Erzsi mengangkat alis. "Apa dasar membuat hal ini?"

"Oh, well, semua petualang punya cara uniknya sendiri. Dan ini milikku."

Begitu selesai kalimat tersebut, buku tersebut telah berpindah tangan.

Gilbert berpamitan dengan satu gestur salut yang menurut Erzsi sangat mirip dengan cara yang dibuat pahlawan-pahlawan di film historikal. Barangkali pendahulunya ada yang besar karena perang, atau mendewasa karena konflik yang mendunia; atau jiwa ksatria, seorang earl, memang mengalir di darahnya. Gilbert menghilang di keramaian stasiun, tubuh kurusnya berjalan mantap dan teguh. Erzsi sedikit tak percaya lelaki itu akan bisa menyelesaikan perjalanannya, dengan tubuhnya yang tipis seperti papan dan pucat seperti lilin itu, tetapi, takkan selamanya sebuah sugesti karena pertemuan pertama bisa bertahan seperti sebuah kenyataan.


Erzsi sudah memulai kuliahnya di salah satu gedung bersejarah Irlandia, tiga minggu setelah liburannya ke Skotlandia, ketika muncul sebuah pesan singkat sapaan yang tak lebih dari basa-basi.

Ia lupa ia menuliskan kontaknya di ujung kertas tempo hari.

Hoi, aku sudah sampai di Ceko, lho. Negara ketiga.

Kenapa kau mengabariku? balas Erzsi, sengaja membuat dirinya sedikit sinis, tetapi, sekali lagi, dia memang suka bermain-main.

:P orang pertama = akses istimewa. Lagipula, kau menulis, 'jangan berhenti di tengah jalan, ya. Awas.' dan, ya, ini buktinya. weeek.

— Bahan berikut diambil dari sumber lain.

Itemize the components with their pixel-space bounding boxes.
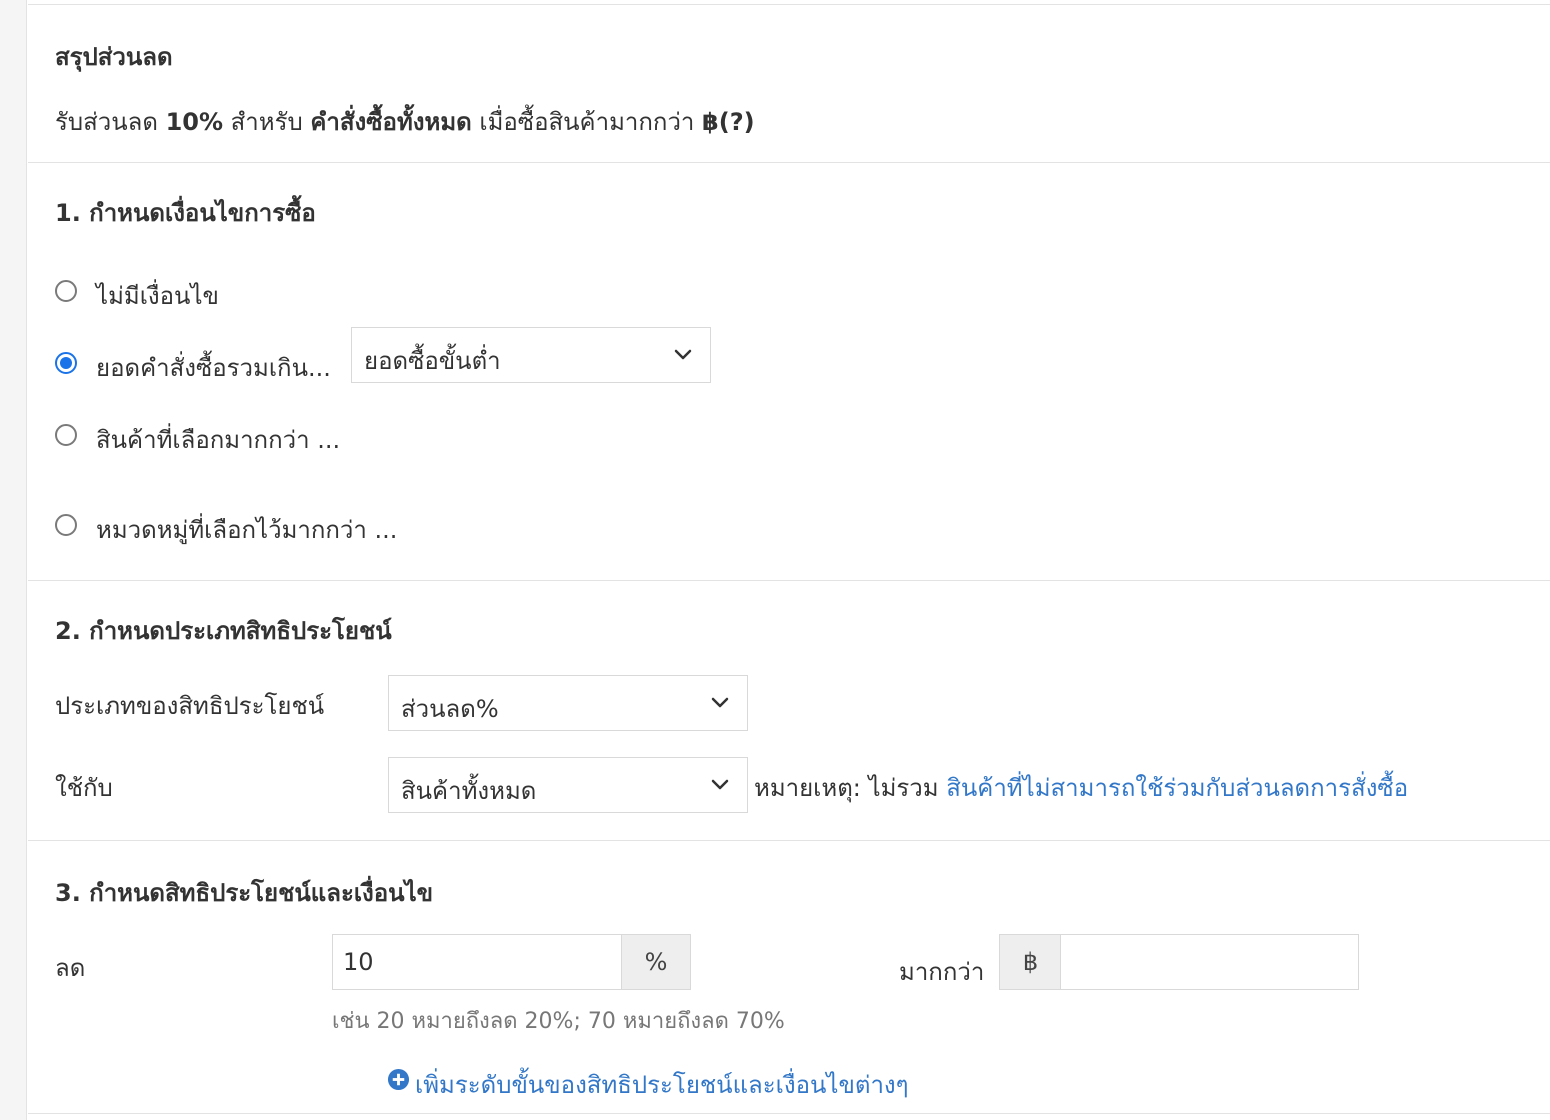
section3-title: 3. กำหนดสิทธิประโยชน์และเงื่อนไข <box>55 879 434 907</box>
purchase-condition-section: 1. กำหนดเงื่อนไขการซื้อ ไม่มีเงื่อนไข ยอ… <box>28 162 1550 581</box>
summary-section: สรุปส่วนลด รับส่วนลด 10% สำหรับ คำสั่งซื… <box>28 5 1550 163</box>
radio-label: ยอดคำสั่งซื้อรวมเกิน... <box>96 354 331 382</box>
chevron-down-icon <box>674 349 692 360</box>
discount-hint: เช่น 20 หมายถึงลด 20%; 70 หมายถึงลด 70% <box>332 1009 785 1034</box>
radio-button[interactable] <box>55 352 77 374</box>
radio-button[interactable] <box>55 514 77 536</box>
excluded-products-link[interactable]: สินค้าที่ไม่สามารถใช้ร่วมกับส่วนลดการสั่… <box>946 774 1408 802</box>
radio-label: หมวดหมู่ที่เลือกไว้มากกว่า ... <box>96 516 398 544</box>
summary-scope: คำสั่งซื้อทั้งหมด <box>310 108 472 136</box>
chevron-down-icon <box>711 779 729 790</box>
radio-button[interactable] <box>55 424 77 446</box>
apply-to-value: สินค้าทั้งหมด <box>401 777 537 805</box>
summary-text: รับส่วนลด 10% สำหรับ คำสั่งซื้อทั้งหมด เ… <box>55 102 755 141</box>
condition-select[interactable]: ยอดซื้อขั้นต่ำ <box>351 327 711 383</box>
apply-to-note: หมายเหตุ: ไม่รวม สินค้าที่ไม่สามารถใช้ร่… <box>754 768 1408 807</box>
section2-title: 2. กำหนดประเภทสิทธิประโยชน์ <box>55 617 392 645</box>
summary-text-part: เมื่อซื้อสินค้ามากกว่า <box>471 108 703 136</box>
more-than-label: มากกว่า <box>899 958 985 986</box>
condition-select-value: ยอดซื้อขั้นต่ำ <box>364 347 501 375</box>
radio-label: สินค้าที่เลือกมากกว่า ... <box>96 426 341 454</box>
summary-discount: 10% <box>165 108 224 136</box>
chevron-down-icon <box>711 697 729 708</box>
note-prefix: หมายเหตุ: ไม่รวม <box>754 774 947 802</box>
currency-addon: ฿ <box>999 934 1062 990</box>
section1-title: 1. กำหนดเงื่อนไขการซื้อ <box>55 199 316 227</box>
benefit-type-label: ประเภทของสิทธิประโยชน์ <box>55 692 325 720</box>
summary-amount: ฿(?) <box>702 108 755 136</box>
radio-button[interactable] <box>55 280 77 302</box>
summary-title: สรุปส่วนลด <box>55 43 173 71</box>
benefit-type-section: 2. กำหนดประเภทสิทธิประโยชน์ ประเภทของสิท… <box>28 580 1550 841</box>
benefit-type-select[interactable]: ส่วนลด% <box>388 675 748 731</box>
discount-label: ลด <box>55 954 86 982</box>
benefit-condition-section: 3. กำหนดสิทธิประโยชน์และเงื่อนไข ลด 10 %… <box>28 840 1550 1114</box>
radio-label: ไม่มีเงื่อนไข <box>96 282 219 310</box>
apply-to-select[interactable]: สินค้าทั้งหมด <box>388 757 748 813</box>
apply-to-label: ใช้กับ <box>55 774 113 802</box>
summary-text-part: สำหรับ <box>223 108 311 136</box>
benefit-type-value: ส่วนลด% <box>401 695 499 723</box>
summary-text-part: รับส่วนลด <box>55 108 166 136</box>
min-amount-input[interactable] <box>1060 934 1359 990</box>
discount-input[interactable]: 10 <box>332 934 623 990</box>
left-rail <box>0 0 27 1120</box>
plus-circle-icon <box>387 1068 410 1091</box>
add-tier-label: เพิ่มระดับขั้นของสิทธิประโยชน์และเงื่อนไ… <box>415 1071 909 1099</box>
percent-addon: % <box>621 934 691 990</box>
discount-input-value: 10 <box>343 948 374 976</box>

Dan, itu lucu. Setidaknya bagi Erzsi.


Suatu malam, kosong, di sela antara dua fantasi Erzsi tentang masa depannya, apakah ia akan memiliki lelaki yang berdasi atau ransel di punggungnya, Erzsi mengirim pesan singkat pada Gilbert. Lagi. Bukan lagi perilaku impulsif atau pengisi kebosanan, ia melakukannya lebih karena butuh. Sudah perlu.

Kau tidak punya saudara?

Punya, jawab Gilbert, dengan pesan suara dengan latar yang sama kosongnya dengan suasana di sekitar Erzsi.

Pekerjaanmu sebelum ini apa?

Gilbert kemudian menjawab lagi dengan cara yang sama, mahasiswa.

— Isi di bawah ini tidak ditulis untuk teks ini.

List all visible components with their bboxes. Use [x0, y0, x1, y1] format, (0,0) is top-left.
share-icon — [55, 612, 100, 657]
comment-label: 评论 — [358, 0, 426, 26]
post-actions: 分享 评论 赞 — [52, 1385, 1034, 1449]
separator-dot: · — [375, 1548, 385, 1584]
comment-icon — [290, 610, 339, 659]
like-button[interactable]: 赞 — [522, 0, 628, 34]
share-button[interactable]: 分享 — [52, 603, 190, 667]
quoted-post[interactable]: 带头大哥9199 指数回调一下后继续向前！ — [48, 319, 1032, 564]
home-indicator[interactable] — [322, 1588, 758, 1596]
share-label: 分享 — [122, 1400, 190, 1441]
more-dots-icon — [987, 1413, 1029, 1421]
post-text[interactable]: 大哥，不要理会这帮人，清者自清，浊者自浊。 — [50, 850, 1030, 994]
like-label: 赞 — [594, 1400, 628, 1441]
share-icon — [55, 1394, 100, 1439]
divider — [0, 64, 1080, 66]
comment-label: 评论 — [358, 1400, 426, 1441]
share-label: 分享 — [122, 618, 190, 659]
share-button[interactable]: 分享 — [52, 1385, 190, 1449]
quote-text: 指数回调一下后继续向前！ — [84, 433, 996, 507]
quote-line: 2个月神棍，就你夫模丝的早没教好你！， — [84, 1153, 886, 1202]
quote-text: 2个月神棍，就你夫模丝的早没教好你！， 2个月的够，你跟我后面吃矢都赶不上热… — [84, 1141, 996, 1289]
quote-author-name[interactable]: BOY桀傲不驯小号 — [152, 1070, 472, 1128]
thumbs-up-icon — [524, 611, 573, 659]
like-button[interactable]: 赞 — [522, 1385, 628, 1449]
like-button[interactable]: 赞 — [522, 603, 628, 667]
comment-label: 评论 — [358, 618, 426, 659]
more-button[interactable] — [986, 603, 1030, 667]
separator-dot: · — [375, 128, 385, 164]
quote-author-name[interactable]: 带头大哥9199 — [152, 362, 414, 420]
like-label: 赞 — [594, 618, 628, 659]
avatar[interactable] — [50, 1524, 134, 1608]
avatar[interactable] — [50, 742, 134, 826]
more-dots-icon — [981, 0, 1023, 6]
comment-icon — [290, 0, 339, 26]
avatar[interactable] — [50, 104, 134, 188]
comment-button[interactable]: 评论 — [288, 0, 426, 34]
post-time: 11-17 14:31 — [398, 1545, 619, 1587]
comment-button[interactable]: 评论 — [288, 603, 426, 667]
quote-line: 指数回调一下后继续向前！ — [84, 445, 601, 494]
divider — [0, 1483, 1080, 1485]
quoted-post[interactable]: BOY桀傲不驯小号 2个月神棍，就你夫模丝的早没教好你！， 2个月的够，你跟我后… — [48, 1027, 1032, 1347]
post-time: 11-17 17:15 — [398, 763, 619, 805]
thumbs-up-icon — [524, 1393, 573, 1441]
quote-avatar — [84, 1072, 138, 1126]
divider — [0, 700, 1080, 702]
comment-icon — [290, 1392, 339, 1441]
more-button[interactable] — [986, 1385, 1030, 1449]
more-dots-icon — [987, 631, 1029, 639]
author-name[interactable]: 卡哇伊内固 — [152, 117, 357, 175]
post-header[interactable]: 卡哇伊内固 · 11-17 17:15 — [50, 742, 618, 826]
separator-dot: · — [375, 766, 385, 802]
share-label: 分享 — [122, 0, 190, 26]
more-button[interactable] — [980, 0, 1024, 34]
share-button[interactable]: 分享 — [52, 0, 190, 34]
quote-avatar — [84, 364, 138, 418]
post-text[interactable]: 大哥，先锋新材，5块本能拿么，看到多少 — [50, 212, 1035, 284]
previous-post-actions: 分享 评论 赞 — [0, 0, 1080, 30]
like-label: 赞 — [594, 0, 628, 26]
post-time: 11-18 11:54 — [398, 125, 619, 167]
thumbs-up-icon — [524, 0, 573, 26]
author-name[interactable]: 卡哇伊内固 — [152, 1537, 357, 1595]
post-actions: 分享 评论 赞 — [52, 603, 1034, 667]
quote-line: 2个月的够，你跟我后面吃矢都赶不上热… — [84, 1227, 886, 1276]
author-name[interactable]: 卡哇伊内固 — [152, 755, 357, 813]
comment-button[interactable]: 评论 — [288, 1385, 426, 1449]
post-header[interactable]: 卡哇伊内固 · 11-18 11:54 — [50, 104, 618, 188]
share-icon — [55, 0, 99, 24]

Wow, kau sangat beruntung. Dan dirinya di sini sedang terombang-ambing di tengah perjalanan meraih masa depan yang lebih layak. Berkuliah dengan modal nekat dan harapan tinggi, tetapi tak semua bagian jalannya semulus petak-petak rencana yang selalu dia buat di kepalanya.

Tidak juga. Tidak ada orangtua, tidak ada kehidupan yang sama lagi.

Erzsi meneguk ludah. Maaf.

Mereka pergi. Tidak meninggalkan pelajaran apapun, kecuali uang. Ya, memang, uang tidak bisa memberikan kebahagiaan, untuk kasusku, tetapi barangkali uang dapat membuatku menemukan kebahagiaan. Dan, jadilah ini.

Erzsi menemukan sesuatu yang aneh di dadanya. Kehangatan yang meledak karena hal sederhana, sebatas kata-kata yang dibuat menjadi sekumpulan piksel yang nyaris tanpa arti jika bukan Gilbert yang bicara.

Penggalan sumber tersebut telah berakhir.